Wine Openers: Moscato finds its sweet spot

Mike Charlton of Planet Wines in downtown Grand Junction said he finds most moscatos too sweet for his palate. In his left hand is one he does favor, the well-made La Serra 2010 Moscato d’Asti.



There’s long been a saying in the wine industry that customers “talk dry but drink sweet.”

That’s more true now than even 10 years ago, given the recent rise in popularity of sweet wines. These range from the dessert-style wines (Port, ice wines, fruit-and-chocolate wines) to the more-subtle but still noticeably sweet red wines many winemakers now offer.

So popular are sweet wines they were the topic of a symposium last month sponsored by the Robert Mondavi Institute titled “Sweet, Dessert and Dried Fruit Wines: A World View” at the University of California, Davis.

Sweet wines, which may contain 3–7 percent residual sugar, what is left over after fermentation is stopped, are considered a gateway for drinkers who might not normally drink wine. Dry tables wines can be well under 1 percent.

Some people in the wine industry blame this dislike for dry wines on the theory Americans were raised on sweet drinks, ranging from sodas to sugar-sweetened juices and sweet tea, and haven’t developed a taste for dry red or white wines, as do those raised in cultures where wines are part of everyday life.

Among the sweet wines currently lifting that market is moscato, Italian for the grape muscat, possessing a sweet floral aroma that’s grown around the world and ranges in color from white to near-black.

Moscato is the fastest-rising wine varietal in the United States, according to a Nielsen survey from January. Sales are up 73 percent over a year ago, following a 100 percent growth in the prior 12 months.

The wine’s popularity might be ascribed to current social influences, considering hip-hop singer Drake gave it a shout-out in a recent video and actor Kanye West has been said to order it for his parties. These perhaps appeal to the major moscato demographic, the “millennial” generation between 21 and 30 years of age.

California, in particular, is hard-pressed to meet demand and some larger producers are sourcing fruit and bulk wine from Italy.

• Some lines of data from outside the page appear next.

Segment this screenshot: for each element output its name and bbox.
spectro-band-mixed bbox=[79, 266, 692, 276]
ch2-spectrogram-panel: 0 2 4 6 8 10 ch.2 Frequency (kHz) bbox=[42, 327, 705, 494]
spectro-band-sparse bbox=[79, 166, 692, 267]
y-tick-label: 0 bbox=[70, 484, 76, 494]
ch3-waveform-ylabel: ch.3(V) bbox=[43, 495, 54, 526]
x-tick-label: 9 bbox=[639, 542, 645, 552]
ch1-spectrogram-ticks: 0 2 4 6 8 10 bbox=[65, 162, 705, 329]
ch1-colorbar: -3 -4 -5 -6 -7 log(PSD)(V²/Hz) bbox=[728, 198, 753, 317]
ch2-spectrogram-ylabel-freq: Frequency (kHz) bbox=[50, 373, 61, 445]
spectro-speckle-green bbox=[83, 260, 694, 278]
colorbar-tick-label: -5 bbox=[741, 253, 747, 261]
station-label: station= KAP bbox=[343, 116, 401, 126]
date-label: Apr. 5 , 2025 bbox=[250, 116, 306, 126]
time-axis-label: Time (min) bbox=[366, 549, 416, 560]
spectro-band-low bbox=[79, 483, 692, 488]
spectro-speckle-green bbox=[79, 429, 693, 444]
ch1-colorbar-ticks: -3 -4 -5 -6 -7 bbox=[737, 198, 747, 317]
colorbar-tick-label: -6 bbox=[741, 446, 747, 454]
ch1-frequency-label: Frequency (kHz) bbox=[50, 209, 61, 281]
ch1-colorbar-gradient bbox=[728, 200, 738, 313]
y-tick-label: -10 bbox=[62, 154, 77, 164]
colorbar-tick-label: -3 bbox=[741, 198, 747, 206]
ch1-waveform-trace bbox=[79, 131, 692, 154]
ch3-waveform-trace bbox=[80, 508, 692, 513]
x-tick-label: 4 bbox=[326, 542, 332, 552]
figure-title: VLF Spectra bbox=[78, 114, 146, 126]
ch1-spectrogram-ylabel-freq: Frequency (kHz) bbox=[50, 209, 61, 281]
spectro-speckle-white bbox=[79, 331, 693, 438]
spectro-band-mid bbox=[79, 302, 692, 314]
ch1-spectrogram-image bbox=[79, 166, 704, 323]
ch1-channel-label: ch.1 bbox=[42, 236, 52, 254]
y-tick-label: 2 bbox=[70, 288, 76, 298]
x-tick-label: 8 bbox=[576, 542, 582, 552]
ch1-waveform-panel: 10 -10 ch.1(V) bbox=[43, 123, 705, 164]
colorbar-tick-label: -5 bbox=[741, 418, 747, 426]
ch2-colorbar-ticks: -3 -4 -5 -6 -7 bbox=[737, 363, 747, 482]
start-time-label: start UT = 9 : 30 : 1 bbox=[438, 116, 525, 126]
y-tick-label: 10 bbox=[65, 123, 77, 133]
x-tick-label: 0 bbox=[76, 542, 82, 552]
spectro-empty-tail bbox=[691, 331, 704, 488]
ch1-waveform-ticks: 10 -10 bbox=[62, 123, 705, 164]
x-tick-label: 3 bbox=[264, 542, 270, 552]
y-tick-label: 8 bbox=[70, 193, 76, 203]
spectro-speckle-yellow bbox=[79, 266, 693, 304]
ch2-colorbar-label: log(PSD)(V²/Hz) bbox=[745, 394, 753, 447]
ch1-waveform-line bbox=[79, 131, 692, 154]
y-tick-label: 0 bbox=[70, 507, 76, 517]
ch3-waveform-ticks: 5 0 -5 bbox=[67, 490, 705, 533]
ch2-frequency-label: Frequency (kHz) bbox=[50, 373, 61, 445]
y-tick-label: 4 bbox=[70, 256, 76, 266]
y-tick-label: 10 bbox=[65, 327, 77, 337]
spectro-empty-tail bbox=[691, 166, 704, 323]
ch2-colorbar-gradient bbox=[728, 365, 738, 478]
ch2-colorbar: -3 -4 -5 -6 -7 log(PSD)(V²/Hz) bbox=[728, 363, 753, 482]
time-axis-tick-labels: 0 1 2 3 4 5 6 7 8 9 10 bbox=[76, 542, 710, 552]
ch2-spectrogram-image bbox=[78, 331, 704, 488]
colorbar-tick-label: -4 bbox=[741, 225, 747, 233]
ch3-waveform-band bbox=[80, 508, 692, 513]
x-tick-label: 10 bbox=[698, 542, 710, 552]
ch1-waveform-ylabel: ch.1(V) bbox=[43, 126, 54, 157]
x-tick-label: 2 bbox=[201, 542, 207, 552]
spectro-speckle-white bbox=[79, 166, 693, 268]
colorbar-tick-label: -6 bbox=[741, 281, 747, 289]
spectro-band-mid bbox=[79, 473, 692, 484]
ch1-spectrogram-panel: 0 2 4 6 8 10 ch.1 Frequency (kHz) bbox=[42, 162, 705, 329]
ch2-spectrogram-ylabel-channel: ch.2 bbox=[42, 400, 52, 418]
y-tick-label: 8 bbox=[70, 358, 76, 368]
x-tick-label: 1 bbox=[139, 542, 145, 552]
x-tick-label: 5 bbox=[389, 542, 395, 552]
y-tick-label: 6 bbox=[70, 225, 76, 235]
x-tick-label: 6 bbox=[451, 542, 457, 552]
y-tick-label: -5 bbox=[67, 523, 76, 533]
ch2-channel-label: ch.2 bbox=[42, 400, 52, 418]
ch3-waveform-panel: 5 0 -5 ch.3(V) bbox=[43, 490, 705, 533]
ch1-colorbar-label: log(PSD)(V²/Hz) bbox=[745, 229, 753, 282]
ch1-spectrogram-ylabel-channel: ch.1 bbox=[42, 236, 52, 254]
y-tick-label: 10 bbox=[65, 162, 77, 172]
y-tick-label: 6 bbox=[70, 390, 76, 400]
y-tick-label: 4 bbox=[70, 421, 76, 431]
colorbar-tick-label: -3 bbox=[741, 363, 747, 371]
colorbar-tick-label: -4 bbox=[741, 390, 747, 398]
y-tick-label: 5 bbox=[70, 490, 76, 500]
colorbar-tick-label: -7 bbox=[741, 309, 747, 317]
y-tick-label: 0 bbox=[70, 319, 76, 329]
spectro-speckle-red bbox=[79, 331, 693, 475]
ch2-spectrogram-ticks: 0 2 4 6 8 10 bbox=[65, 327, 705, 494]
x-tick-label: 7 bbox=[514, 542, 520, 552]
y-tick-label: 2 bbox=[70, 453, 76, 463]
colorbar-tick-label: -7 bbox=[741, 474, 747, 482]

Lettie Teague, writing for the Jan. 14 Wall Street Journal, quoted Stephanie Gallo, that company’s vice president of marketing, as saying that E&J Gallo Winery has been “pretty aggressive” in procuring enough supply to meet the moscato demand.

An article in the Jan. 6 issue of the Fresno (Calif.) Bee quoted Nat Buduo, president of Allied Grape Growers in Fresno, as saying that California “is at the point where demand (for moscato) may be outpacing the current supply.”

One website (http://www.thedrinksbusiness.com) said moscato sales in America topped $300 million for 2011, more than triple what they were for 2009.

“The last thing I can remember that shot out of the cork like that was pinot noir after the film ‘Sideways,’ ” said Danny Brager, vice president of Nielsen’s beverage and alcohol division, quoted on thedrinksbusiness website. “But the pop-culture inspired growth in pinot noir has been eclipsed by the rise of moscato.”

Don’t confuse Moscato d’Asti with its sweeter cousin, Asti Spumante, a purple-red, full-sparkling wine. Moscato d’Asti are lighter, mildly bubbly wines low on alcohol with a delicate touch of peach and apricot and with a counterpoint of crisp acidity making them good for dessert or cocktail-type sipping.

I asked Mike Charlton at Planet Wines in downtown Grand Junction about moscato and he said he finds most bulk-made moscatos too sweet for his palate.

“Most moscatos are usually simple and sweet, not something I normally drink,” he said. “But I enjoy drinking a complex, well-made moscato.”

Charlton showed two of his favorites, the 2010 Cascinetta Vieti Moscato d’Asti and 2010 La Serra Moscato d’Asti, both from Italy’s Piedmont and $15.99 each.